In the wake of the Second Vatican Council, the position paper breaks from this false alternative, by adopting a more refined anthropology. “The ultimate and most solid foundation of religious freedom,” the document states, “is not indifference, ‘each to their own,’ or the resigned pessimism of ‘who can ever know the truth?’ but love for the other.” The other keeps their dignity as a person even when they adopt a wrong or only partially true opinion, because, while error has no rights, the human person keeps their dignity even when they are wrong, even totally wrong.

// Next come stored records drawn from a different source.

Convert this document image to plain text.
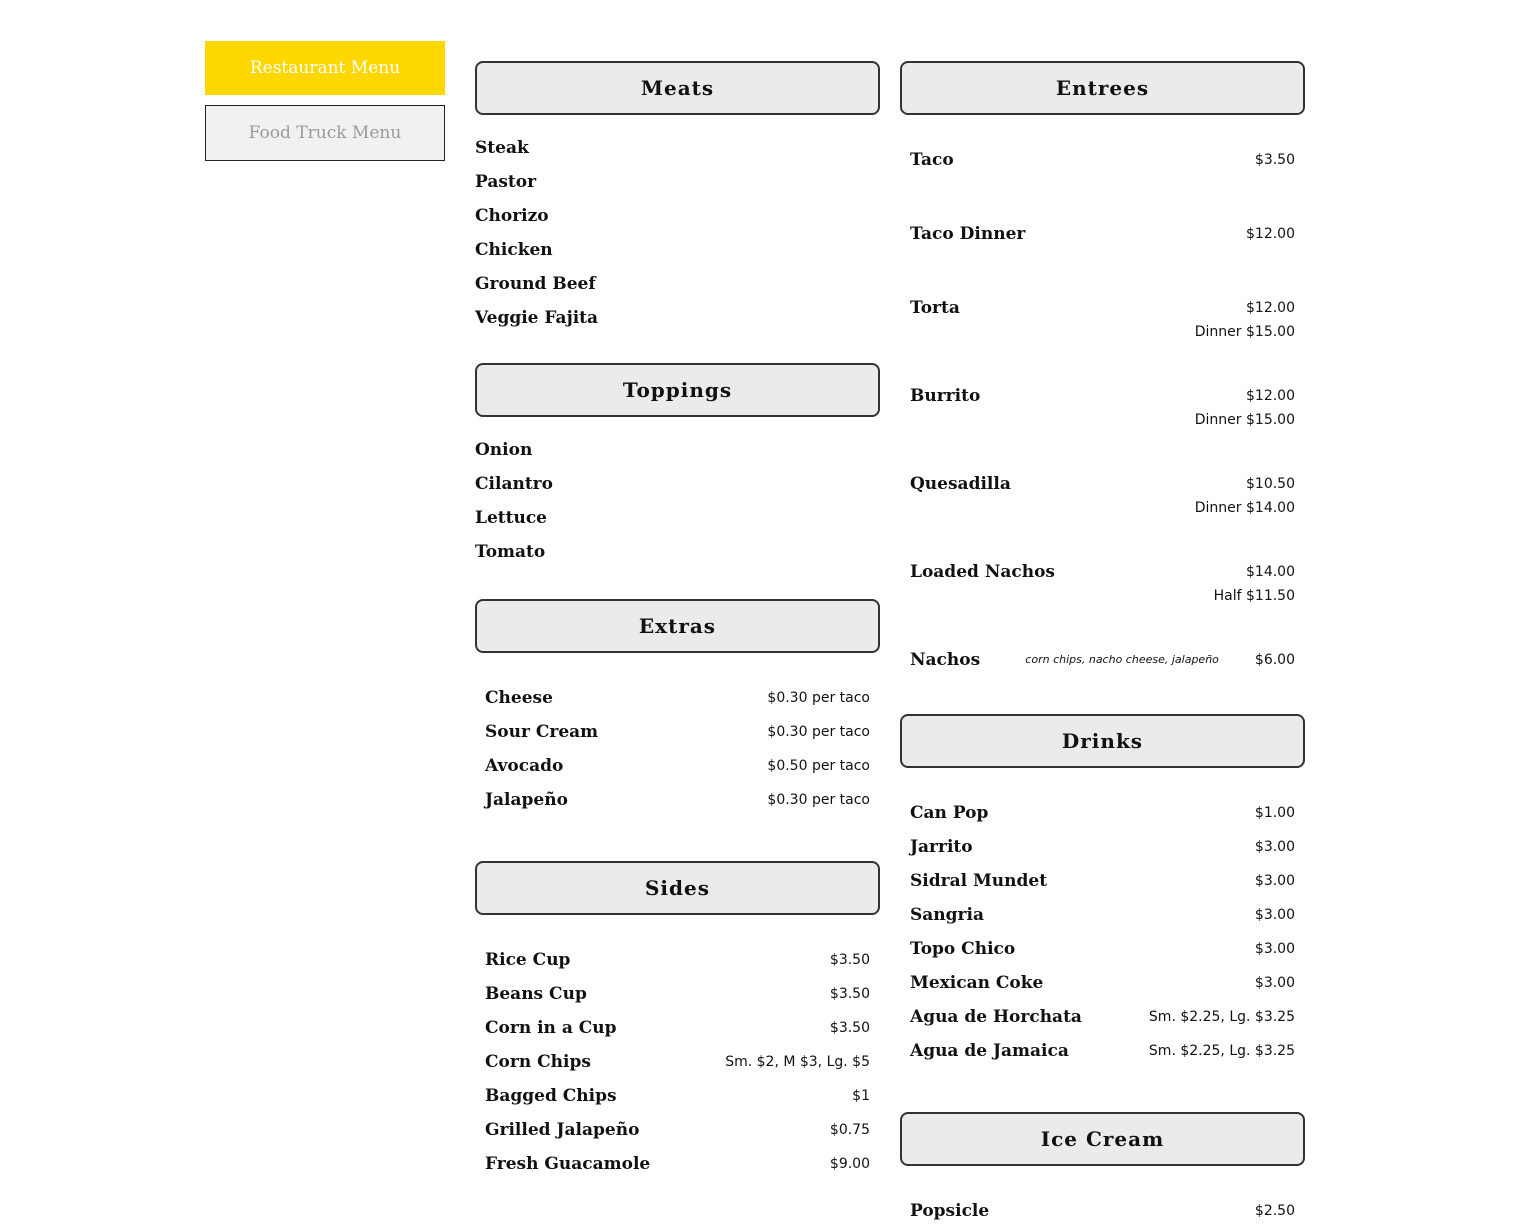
Restaurant Menu
Food Truck Menu
Meats
Steak
Pastor
Chorizo
Chicken
Ground Beef
Veggie Fajita
Toppings
Onion
Cilantro
Lettuce
Tomato
Extras
Cheese	$0.30 per taco
Sour Cream	$0.30 per taco
Avocado	$0.50 per taco
Jalapeño	$0.30 per taco
Sides
Rice Cup	$3.50
Beans Cup	$3.50
Corn in a Cup	$3.50
Corn Chips	Sm. $2, M $3, Lg. $5
Bagged Chips	$1
Grilled Jalapeño	$0.75
Fresh Guacamole	$9.00
Entrees
Taco	$3.50
Taco Dinner	$12.00
Torta	$12.00
Dinner $15.00
Burrito	$12.00
Dinner $15.00
Quesadilla	$10.50
Dinner $14.00
Loaded Nachos	$14.00
Half $11.50
Nachos	corn chips, nacho cheese, jalapeño	$6.00
Drinks
Can Pop	$1.00
Jarrito	$3.00
Sidral Mundet	$3.00
Sangria	$3.00
Topo Chico	$3.00
Mexican Coke	$3.00
Agua de Horchata	Sm. $2.25, Lg. $3.25
Agua de Jamaica	Sm. $2.25, Lg. $3.25
Ice Cream
Popsicle	$2.50
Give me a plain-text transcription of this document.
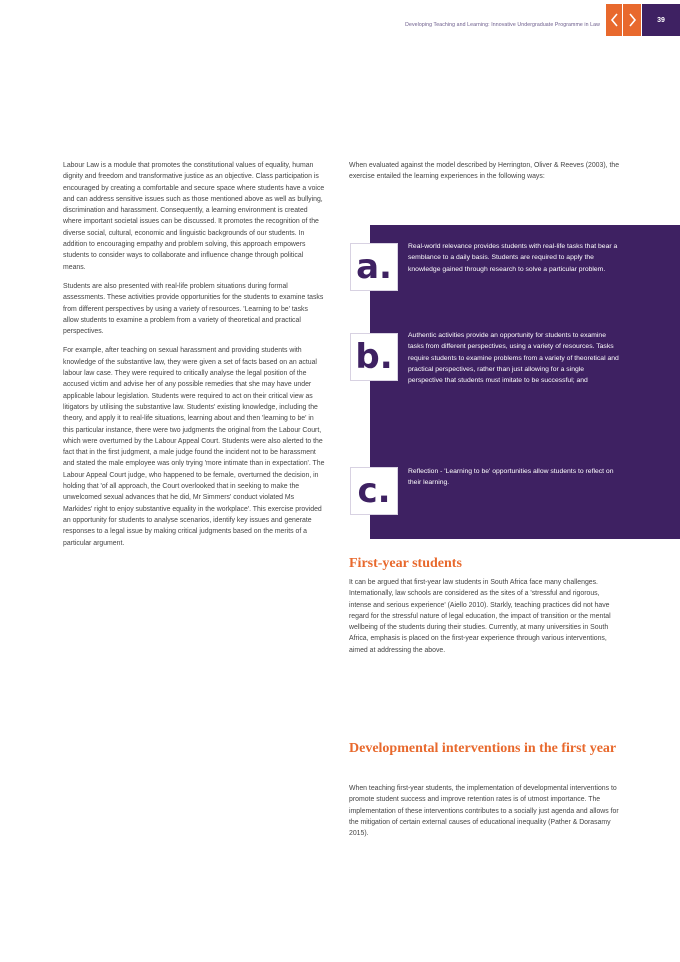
Developing Teaching and Learning: Innovative Undergraduate Programme in Law
39

Labour Law is a module that promotes the constitutional values of equality, human dignity and freedom and transformative justice as an objective. Class participation is encouraged by creating a comfortable and secure space where students have a voice and can address sensitive issues such as those mentioned above as well as bullying, discrimination and harassment. Consequently, a learning environment is created where important societal issues can be discussed. It promotes the recognition of the diverse social, cultural, economic and linguistic backgrounds of our students. In addition to encouraging empathy and problem solving, this approach empowers students to consider ways to collaborate and influence change through political means.

Students are also presented with real-life problem situations during formal assessments. These activities provide opportunities for the students to examine tasks from different perspectives by using a variety of resources. 'Learning to be' tasks allow students to examine a problem from a variety of theoretical and practical perspectives.

For example, after teaching on sexual harassment and providing students with knowledge of the substantive law, they were given a set of facts based on an actual labour law case. They were required to critically analyse the legal position of the accused victim and advise her of any possible remedies that she may have under applicable labour legislation. Students were required to act on their critical view as litigators by utilising the substantive law. Students' existing knowledge, including the theory, and apply it to real-life situations, learning about and then 'learning to be' in this particular instance, there were two judgments the original from the Labour Court, which were overturned by the Labour Appeal Court. Students were also alerted to the fact that in the first judgment, a male judge found the incident not to be harassment and stated the male employee was only trying 'more intimate than in expectation'. The Labour Appeal Court judge, who happened to be female, overturned the decision, in holding that 'of all approach, the Court overlooked that in seeking to make the unwelcomed sexual advances that he did, Mr Simmers' conduct violated Ms Markides' right to enjoy substantive equality in the workplace'. This exercise provided an opportunity for students to analyse scenarios, identify key issues and generate responses to a legal issue by making critical judgments based on the merits of a particular argument.

When evaluated against the model described by Herrington, Oliver & Reeves (2003), the exercise entailed the learning experiences in the following ways:
a.
Real-world relevance provides students with real-life tasks that bear a semblance to a daily basis. Students are required to apply the knowledge gained through research to solve a particular problem.
b.
Authentic activities provide an opportunity for students to examine tasks from different perspectives, using a variety of resources. Tasks require students to examine problems from a variety of theoretical and practical perspectives, rather than just allowing for a single perspective that students must imitate to be successful; and
c.	Reflection - 'Learning to be' opportunities allow students to reflect on their learning.
First-year students

It can be argued that first-year law students in South Africa face many challenges. Internationally, law schools are considered as the sites of a 'stressful and rigorous, intense and serious experience' (Aiello 2010). Starkly, teaching practices did not have regard for the stressful nature of legal education, the impact of transition or the mental wellbeing of the students during their studies. Currently, at many universities in South Africa, emphasis is placed on the first-year experience through various interventions, aimed at addressing the above.

Developmental interventions in the first year

When teaching first-year students, the implementation of developmental interventions to promote student success and improve retention rates is of utmost importance. The implementation of these interventions contributes to a socially just agenda and allows for the mitigation of certain external causes of educational inequality (Pather & Dorasamy 2015).
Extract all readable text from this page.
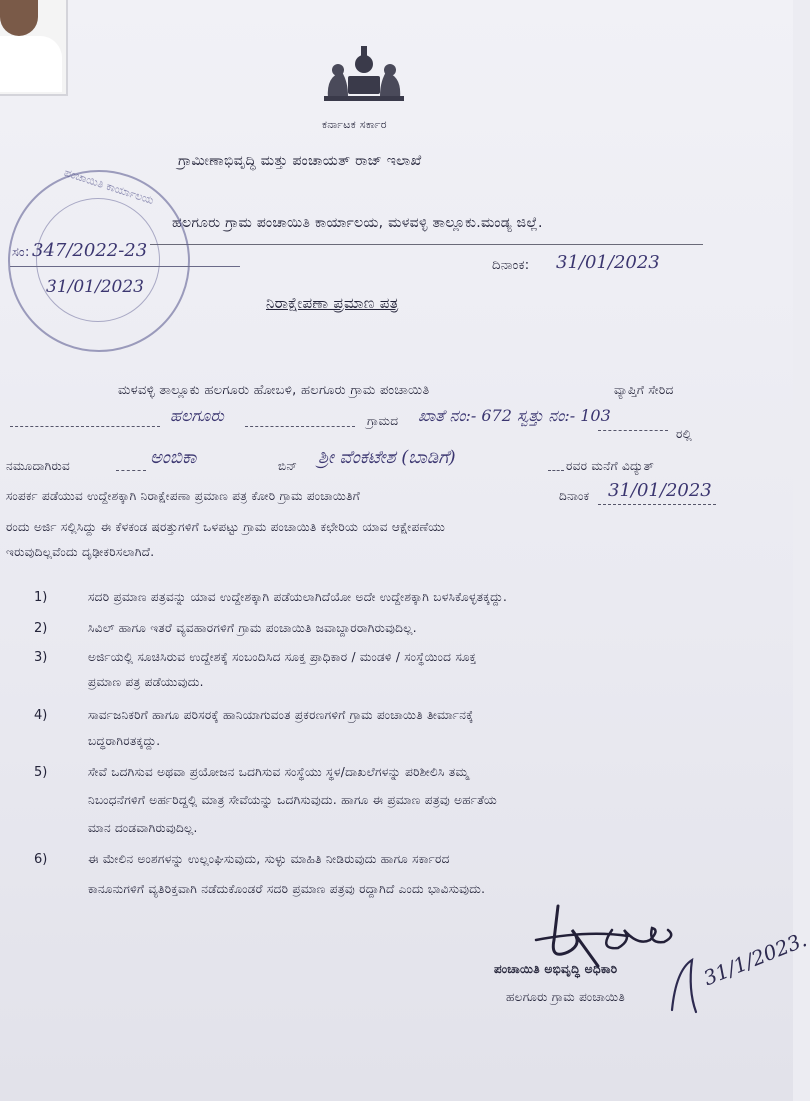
ಕರ್ನಾಟಕ ಸರ್ಕಾರ
ಗ್ರಾಮೀಣಾಭಿವೃದ್ಧಿ ಮತ್ತು ಪಂಚಾಯತ್ ರಾಜ್ ಇಲಾಖೆ
ಹಲಗೂರು ಗ್ರಾಮ ಪಂಚಾಯಿತಿ ಕಾರ್ಯಾಲಯ, ಮಳವಳ್ಳಿ ತಾಲ್ಲೂಕು.ಮಂಡ್ಯ ಜಿಲ್ಲೆ.
ಪಂಚಾಯಿತಿ ಕಾರ್ಯಾಲಯ
ಸಂ: 347/2022-23
31/01/2023
ದಿನಾಂಕ: 31/01/2023
ನಿರಾಕ್ಷೇಪಣಾ ಪ್ರಮಾಣ ಪತ್ರ
ಮಳವಳ್ಳಿ ತಾಲ್ಲೂಕು ಹಲಗೂರು ಹೋಬಳಿ, ಹಲಗೂರು ಗ್ರಾಮ ಪಂಚಾಯಿತಿ	ವ್ಯಾಪ್ತಿಗೆ ಸೇರಿದ
ಹಲಗೂರು	ಗ್ರಾಮದ ಖಾತೆ ನಂ:- 672 ಸ್ವತ್ತು ನಂ:- 103
ರಲ್ಲಿ
ನಮೂದಾಗಿರುವ	ಅಂಬಿಕಾ	ಬಿನ್ ಶ್ರೀ ವೆಂಕಟೇಶ (ಬಾಡಿಗೆ)	ರವರ ಮನೆಗೆ ವಿದ್ಯುತ್
ಸಂಪರ್ಕ ಪಡೆಯುವ ಉದ್ದೇಶಕ್ಕಾಗಿ ನಿರಾಕ್ಷೇಪಣಾ ಪ್ರಮಾಣ ಪತ್ರ ಕೋರಿ ಗ್ರಾಮ ಪಂಚಾಯಿತಿಗೆ	ದಿನಾಂಕ 31/01/2023
ರಂದು ಅರ್ಜಿ ಸಲ್ಲಿಸಿದ್ದು ಈ ಕೆಳಕಂಡ ಷರತ್ತುಗಳಿಗೆ ಒಳಪಟ್ಟು ಗ್ರಾಮ ಪಂಚಾಯಿತಿ ಕಛೇರಿಯ ಯಾವ ಆಕ್ಷೇಪಣೆಯು
ಇರುವುದಿಲ್ಲವೆಂದು ದೃಢೀಕರಿಸಲಾಗಿದೆ.
1)	ಸದರಿ ಪ್ರಮಾಣ ಪತ್ರವನ್ನು ಯಾವ ಉದ್ದೇಶಕ್ಕಾಗಿ ಪಡೆಯಲಾಗಿದೆಯೋ ಅದೇ ಉದ್ದೇಶಕ್ಕಾಗಿ ಬಳಸಿಕೊಳ್ಳತಕ್ಕದ್ದು.
2)	ಸಿವಿಲ್ ಹಾಗೂ ಇತರೆ ವ್ಯವಹಾರಗಳಿಗೆ ಗ್ರಾಮ ಪಂಚಾಯಿತಿ ಜವಾಬ್ದಾರರಾಗಿರುವುದಿಲ್ಲ.
3)	ಅರ್ಜಿಯಲ್ಲಿ ಸೂಚಿಸಿರುವ ಉದ್ದೇಶಕ್ಕೆ ಸಂಬಂದಿಸಿದ ಸೂಕ್ತ ಪ್ರಾಧಿಕಾರ / ಮಂಡಳಿ / ಸಂಸ್ಥೆಯಿಂದ ಸೂಕ್ತ
ಪ್ರಮಾಣ ಪತ್ರ ಪಡೆಯುವುದು.
4)	ಸಾರ್ವಜನಿಕರಿಗೆ ಹಾಗೂ ಪರಿಸರಕ್ಕೆ ಹಾನಿಯಾಗುವಂತ ಪ್ರಕರಣಗಳಿಗೆ ಗ್ರಾಮ ಪಂಚಾಯಿತಿ ತೀರ್ಮಾನಕ್ಕೆ
ಬದ್ಧರಾಗಿರತಕ್ಕದ್ದು.
5)	ಸೇವೆ ಒದಗಿಸುವ ಅಥವಾ ಪ್ರಯೋಜನ ಒದಗಿಸುವ ಸಂಸ್ಥೆಯು ಸ್ಥಳ/ದಾಖಲೆಗಳನ್ನು ಪರಿಶೀಲಿಸಿ ತಮ್ಮ
ನಿಬಂಧನೆಗಳಿಗೆ ಅರ್ಹರಿದ್ದಲ್ಲಿ ಮಾತ್ರ ಸೇವೆಯನ್ನು ಒದಗಿಸುವುದು. ಹಾಗೂ ಈ ಪ್ರಮಾಣ ಪತ್ರವು ಅರ್ಹತೆಯ
ಮಾನ ದಂಡವಾಗಿರುವುದಿಲ್ಲ.
6)	ಈ ಮೇಲಿನ ಅಂಶಗಳನ್ನು ಉಲ್ಲಂಘಿಸುವುದು, ಸುಳ್ಳು ಮಾಹಿತಿ ನೀಡಿರುವುದು ಹಾಗೂ ಸರ್ಕಾರದ
ಕಾನೂನುಗಳಿಗೆ ವ್ಯತಿರಿಕ್ತವಾಗಿ ನಡೆದುಕೊಂಡರೆ ಸದರಿ ಪ್ರಮಾಣ ಪತ್ರವು ರದ್ದಾಗಿದೆ ಎಂದು ಭಾವಿಸುವುದು.
ಪಂಚಾಯಿತಿ ಅಭಿವೃದ್ಧಿ ಅಧಿಕಾರಿ
ಹಲಗೂರು ಗ್ರಾಮ ಪಂಚಾಯಿತಿ
31/1/2023.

Those familiar with the tormented path that led the Second Vatican Council to accept religious freedom will find nothing new in these lines. What is new is that this line of reasoning has also been adopted by the main Muslim associations in Italy. With much realism, the document’s authors observe that, even though the pathway of dialogue has made Christians and Muslims more attentive to the riches they share, not every difference between the two faiths can be smoothed out. After all, the three rings are not so impossible to tell apart. Alongside the elements of agreement that immediately jump out (one God, creator and judge, personal entity who reveals himself to humankind), there are many other seemingly different aspects which can be understood as complementary through study, dialogue, and spiritual sharing. Nevertheless, there remain some non-marginal points on which an agreement at dogmatic level appears neither possible, nor desirable, because it would lead towards an insipid form of deism. For the document’s signatories, these irreconcilable points of view are not a problem. “The religious freedom we are proposing,” they write, “is not based on a common agreement on dogma or law or on agnosticism, but on the fact that we recognize the dignity of the person who is before us.”
So, it is no exaggeration to argue that the document presented in Turin embarks on a new way if compared to previous attempts to discuss freedom of religion and conscience within a purely juridical framework or on the sole basis of scriptural references. It is potentially a very important development. Indeed, religious freedom is the foundation of all other freedoms and a society which does not recognize it or limits it to freedom of worship alone critically curtail people’s and communities’ energies. “We want,” the Catholics and the main Italian Islamic associations write, “these energies to be freed”. One cannot but agree.